The task force, led by Stark County Sheriff George Maier, meets monthly to discuss how to keep schools – and Stark County's more than 50,000 students – safe. It is comprised of representatives from the sheriff's office, Stark County Educational Service Center, police chief's association, school superintendents, Stark State College, as well as a former judge, current and former FBI agents and a former employee of the U.S. Department of Homeland Security.
"It's probably one of our crowning achievements," Maier said of the simulator. "... What a fantastic tool to be used on both sides of the aisle as it relates to law enforcement professionals and school professionals. The scenarios are invaluable."
David Morgan, a former FBI agent who sits on the task force, said the latest U.S. Secret Service Analysis of Target School Violence emphasizes the need for highly trained school resource officers and employees.
"About 83% (of the shootings analyzed) were over in less than 5 minutes," said Morgan, now employed by the Stark/Portage Area Computer Consortium and works as a safety consultant for the Jackson Local School District.
The report, which studied 41 incidents of targeted school violence in U.S. schools from 2008 to 2017, states that none of the attacks were ended by outside law enforcement agencies responding from off-campus.
Before 2018 school year, 15 school resource officers were employed in Stark County. Now, there's nearly 60.
Beyond the simulator, the task force also has been the conduit for additional training for school resource officers covering topics such as crisis intervention training and assessing risks within a school.

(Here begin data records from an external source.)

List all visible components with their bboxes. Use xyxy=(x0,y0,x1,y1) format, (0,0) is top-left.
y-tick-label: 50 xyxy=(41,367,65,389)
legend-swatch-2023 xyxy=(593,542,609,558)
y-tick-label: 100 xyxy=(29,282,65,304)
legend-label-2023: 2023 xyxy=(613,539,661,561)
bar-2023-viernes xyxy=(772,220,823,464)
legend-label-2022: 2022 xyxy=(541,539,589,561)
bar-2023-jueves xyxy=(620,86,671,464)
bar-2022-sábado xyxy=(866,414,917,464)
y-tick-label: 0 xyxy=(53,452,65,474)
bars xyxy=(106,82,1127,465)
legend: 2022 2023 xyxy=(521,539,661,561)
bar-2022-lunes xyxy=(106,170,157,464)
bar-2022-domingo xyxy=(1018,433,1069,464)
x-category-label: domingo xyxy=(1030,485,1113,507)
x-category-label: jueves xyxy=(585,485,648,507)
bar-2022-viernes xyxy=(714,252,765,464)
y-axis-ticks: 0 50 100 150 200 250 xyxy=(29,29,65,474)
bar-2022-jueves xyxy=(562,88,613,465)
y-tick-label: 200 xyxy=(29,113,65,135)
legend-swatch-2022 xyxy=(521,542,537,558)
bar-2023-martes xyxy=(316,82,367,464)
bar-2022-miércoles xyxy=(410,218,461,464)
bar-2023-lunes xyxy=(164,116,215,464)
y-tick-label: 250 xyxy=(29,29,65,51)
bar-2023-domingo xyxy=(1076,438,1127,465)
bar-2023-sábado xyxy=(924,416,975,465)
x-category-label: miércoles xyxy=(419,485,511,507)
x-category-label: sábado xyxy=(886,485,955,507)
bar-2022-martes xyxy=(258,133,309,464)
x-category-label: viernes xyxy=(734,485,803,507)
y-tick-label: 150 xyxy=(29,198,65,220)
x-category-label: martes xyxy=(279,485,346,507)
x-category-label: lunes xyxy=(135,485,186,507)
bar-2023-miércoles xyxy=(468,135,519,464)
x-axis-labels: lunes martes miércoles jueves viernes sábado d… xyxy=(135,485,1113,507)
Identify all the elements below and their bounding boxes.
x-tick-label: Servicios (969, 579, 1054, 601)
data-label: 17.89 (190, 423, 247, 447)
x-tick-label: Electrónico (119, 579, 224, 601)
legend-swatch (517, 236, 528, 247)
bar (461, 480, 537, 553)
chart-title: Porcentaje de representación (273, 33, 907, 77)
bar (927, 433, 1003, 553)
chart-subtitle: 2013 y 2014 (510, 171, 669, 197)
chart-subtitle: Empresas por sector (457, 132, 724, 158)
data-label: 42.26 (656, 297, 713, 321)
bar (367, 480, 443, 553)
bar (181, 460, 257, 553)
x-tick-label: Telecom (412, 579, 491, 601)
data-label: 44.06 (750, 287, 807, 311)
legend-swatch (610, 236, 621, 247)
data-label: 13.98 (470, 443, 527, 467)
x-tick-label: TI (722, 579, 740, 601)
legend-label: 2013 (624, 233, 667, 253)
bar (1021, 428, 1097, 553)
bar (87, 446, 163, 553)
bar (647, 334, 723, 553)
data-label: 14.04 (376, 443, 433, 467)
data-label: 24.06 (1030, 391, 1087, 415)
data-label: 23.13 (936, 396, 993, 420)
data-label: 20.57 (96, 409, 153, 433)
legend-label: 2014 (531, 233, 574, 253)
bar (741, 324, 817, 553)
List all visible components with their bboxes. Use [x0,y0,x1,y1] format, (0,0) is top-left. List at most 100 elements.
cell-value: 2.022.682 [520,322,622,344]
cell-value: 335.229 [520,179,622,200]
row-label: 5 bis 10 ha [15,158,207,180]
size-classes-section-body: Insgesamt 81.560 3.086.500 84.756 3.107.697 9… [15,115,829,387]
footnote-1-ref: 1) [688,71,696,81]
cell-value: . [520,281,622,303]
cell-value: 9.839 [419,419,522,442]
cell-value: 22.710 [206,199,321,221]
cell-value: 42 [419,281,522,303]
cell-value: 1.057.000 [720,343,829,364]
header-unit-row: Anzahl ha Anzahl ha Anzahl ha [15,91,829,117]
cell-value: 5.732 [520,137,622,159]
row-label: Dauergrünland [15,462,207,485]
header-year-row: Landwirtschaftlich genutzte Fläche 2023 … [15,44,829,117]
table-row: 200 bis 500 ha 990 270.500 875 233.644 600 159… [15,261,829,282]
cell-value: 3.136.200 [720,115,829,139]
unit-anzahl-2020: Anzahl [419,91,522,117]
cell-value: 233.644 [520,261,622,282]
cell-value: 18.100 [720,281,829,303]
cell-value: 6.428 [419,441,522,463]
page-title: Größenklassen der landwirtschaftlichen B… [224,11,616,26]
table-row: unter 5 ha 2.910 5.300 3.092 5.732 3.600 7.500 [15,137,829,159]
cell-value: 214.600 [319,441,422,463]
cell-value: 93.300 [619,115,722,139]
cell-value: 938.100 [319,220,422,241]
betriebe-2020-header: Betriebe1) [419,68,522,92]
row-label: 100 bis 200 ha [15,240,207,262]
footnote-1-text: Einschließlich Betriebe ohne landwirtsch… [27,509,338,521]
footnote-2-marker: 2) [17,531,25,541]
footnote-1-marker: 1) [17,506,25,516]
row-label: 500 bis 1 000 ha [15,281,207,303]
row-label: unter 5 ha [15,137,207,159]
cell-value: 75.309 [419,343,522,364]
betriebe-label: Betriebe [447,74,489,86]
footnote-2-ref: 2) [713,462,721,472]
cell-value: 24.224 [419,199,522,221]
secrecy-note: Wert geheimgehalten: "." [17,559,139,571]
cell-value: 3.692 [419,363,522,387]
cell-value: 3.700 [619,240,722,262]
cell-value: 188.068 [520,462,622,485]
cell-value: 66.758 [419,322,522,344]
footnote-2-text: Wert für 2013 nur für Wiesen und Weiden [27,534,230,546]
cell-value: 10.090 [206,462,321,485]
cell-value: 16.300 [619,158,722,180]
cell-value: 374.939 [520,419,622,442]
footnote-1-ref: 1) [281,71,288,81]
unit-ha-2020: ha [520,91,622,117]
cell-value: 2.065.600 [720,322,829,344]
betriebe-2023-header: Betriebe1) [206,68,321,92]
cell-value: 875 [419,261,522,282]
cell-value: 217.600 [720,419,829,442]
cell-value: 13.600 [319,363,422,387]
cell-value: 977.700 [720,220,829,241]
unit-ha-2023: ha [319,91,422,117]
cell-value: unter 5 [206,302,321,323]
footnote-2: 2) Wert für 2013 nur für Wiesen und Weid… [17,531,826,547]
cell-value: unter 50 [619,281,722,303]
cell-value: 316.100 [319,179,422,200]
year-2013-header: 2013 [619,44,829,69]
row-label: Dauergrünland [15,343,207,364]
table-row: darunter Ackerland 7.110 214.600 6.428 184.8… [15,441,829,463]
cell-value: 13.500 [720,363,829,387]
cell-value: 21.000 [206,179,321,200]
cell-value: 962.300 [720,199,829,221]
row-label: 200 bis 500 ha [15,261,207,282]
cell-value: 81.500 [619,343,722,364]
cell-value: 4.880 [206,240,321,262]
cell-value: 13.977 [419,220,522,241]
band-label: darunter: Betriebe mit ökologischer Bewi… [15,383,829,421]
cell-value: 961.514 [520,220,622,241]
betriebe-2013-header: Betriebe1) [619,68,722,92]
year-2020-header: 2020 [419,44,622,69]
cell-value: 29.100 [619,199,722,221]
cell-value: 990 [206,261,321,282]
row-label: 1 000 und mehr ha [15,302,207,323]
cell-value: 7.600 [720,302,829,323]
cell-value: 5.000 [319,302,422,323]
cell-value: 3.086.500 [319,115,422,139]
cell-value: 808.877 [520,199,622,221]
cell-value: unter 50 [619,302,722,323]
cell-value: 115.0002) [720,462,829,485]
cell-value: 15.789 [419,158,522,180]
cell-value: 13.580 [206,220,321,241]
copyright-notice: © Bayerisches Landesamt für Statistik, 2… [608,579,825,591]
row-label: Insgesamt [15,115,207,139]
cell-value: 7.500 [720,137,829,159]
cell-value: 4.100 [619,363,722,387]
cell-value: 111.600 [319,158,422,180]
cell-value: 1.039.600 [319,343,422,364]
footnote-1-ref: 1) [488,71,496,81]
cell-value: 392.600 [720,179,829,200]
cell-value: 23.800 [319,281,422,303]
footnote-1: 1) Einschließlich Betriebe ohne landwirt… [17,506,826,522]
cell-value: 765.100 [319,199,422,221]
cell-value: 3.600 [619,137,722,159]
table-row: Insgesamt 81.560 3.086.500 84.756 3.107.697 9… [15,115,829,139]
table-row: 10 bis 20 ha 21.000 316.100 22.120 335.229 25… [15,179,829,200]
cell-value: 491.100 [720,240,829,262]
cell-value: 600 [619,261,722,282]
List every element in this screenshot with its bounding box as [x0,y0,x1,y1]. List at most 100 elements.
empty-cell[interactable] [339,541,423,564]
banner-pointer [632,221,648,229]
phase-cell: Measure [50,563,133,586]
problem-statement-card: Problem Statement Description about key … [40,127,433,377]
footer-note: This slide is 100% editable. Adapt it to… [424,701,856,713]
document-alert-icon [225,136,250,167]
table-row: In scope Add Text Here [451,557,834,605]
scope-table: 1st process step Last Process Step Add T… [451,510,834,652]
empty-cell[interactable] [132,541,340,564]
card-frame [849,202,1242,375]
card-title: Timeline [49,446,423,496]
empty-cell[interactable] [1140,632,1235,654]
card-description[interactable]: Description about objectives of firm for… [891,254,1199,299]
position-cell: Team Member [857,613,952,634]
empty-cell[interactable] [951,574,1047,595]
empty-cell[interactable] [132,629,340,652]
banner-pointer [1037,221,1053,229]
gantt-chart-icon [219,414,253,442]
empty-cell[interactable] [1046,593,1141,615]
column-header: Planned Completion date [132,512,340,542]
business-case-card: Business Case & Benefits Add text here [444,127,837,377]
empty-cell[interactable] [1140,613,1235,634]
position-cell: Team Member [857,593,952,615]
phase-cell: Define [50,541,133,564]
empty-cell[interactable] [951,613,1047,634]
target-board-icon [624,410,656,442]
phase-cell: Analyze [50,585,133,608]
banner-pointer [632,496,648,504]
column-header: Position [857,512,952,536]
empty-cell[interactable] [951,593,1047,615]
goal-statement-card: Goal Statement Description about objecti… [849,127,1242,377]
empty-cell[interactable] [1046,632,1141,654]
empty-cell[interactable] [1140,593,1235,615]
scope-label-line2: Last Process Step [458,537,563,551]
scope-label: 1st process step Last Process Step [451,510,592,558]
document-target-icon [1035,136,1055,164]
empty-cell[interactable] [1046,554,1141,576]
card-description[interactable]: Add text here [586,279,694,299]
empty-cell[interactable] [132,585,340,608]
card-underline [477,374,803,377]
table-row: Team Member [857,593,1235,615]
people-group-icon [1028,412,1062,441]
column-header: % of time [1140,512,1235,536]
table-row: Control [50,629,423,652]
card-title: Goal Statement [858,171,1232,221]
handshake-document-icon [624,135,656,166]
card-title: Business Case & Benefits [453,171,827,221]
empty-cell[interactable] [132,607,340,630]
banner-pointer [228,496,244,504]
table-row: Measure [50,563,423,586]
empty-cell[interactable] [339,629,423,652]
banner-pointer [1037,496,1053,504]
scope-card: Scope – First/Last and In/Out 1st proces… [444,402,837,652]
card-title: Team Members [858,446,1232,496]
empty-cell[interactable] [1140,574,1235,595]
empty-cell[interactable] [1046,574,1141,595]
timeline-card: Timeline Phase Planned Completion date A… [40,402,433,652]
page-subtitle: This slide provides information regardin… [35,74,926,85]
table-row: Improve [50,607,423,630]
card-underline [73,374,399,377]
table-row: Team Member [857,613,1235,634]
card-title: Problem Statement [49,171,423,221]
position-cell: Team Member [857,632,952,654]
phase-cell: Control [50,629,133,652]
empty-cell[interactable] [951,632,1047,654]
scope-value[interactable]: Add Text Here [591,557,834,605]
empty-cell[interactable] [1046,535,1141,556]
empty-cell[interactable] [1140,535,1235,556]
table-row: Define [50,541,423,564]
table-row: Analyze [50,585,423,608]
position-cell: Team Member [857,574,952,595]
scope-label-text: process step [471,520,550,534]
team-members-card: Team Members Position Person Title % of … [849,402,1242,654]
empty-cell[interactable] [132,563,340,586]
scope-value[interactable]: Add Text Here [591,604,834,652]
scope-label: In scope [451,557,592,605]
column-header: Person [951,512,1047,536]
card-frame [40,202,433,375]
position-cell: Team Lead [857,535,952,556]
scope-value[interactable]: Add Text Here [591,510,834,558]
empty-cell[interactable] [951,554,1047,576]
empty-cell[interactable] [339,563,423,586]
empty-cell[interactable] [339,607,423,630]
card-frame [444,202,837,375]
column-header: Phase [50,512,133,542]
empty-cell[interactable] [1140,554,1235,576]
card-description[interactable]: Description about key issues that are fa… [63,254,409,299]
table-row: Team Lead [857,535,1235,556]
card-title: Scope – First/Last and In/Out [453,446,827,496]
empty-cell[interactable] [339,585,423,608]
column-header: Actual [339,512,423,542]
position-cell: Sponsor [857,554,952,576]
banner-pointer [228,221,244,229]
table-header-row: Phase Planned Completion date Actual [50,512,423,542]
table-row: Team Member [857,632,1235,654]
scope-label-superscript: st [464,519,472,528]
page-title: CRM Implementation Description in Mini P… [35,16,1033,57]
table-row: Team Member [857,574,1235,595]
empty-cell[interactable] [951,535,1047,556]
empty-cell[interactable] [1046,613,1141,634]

The task force also has paved the way for school resource officers to train together monthly and communicate on a regular basis.
"We recognized that while our resource officers were doing a fantastic job in our schools, we needed to bring them together and have them work together a little more united on how they were approaching things," Maier said. "... They're working a lot better, a lot safer and a lot smarter by sharing information and working together and communicating together."
Joe Chaddock, superintendent of the Stark County Educational Service Center, said the task force has improved overall communication between law enforcement and the schools.
"The relationships, the partnerships and communication have never been better," he said.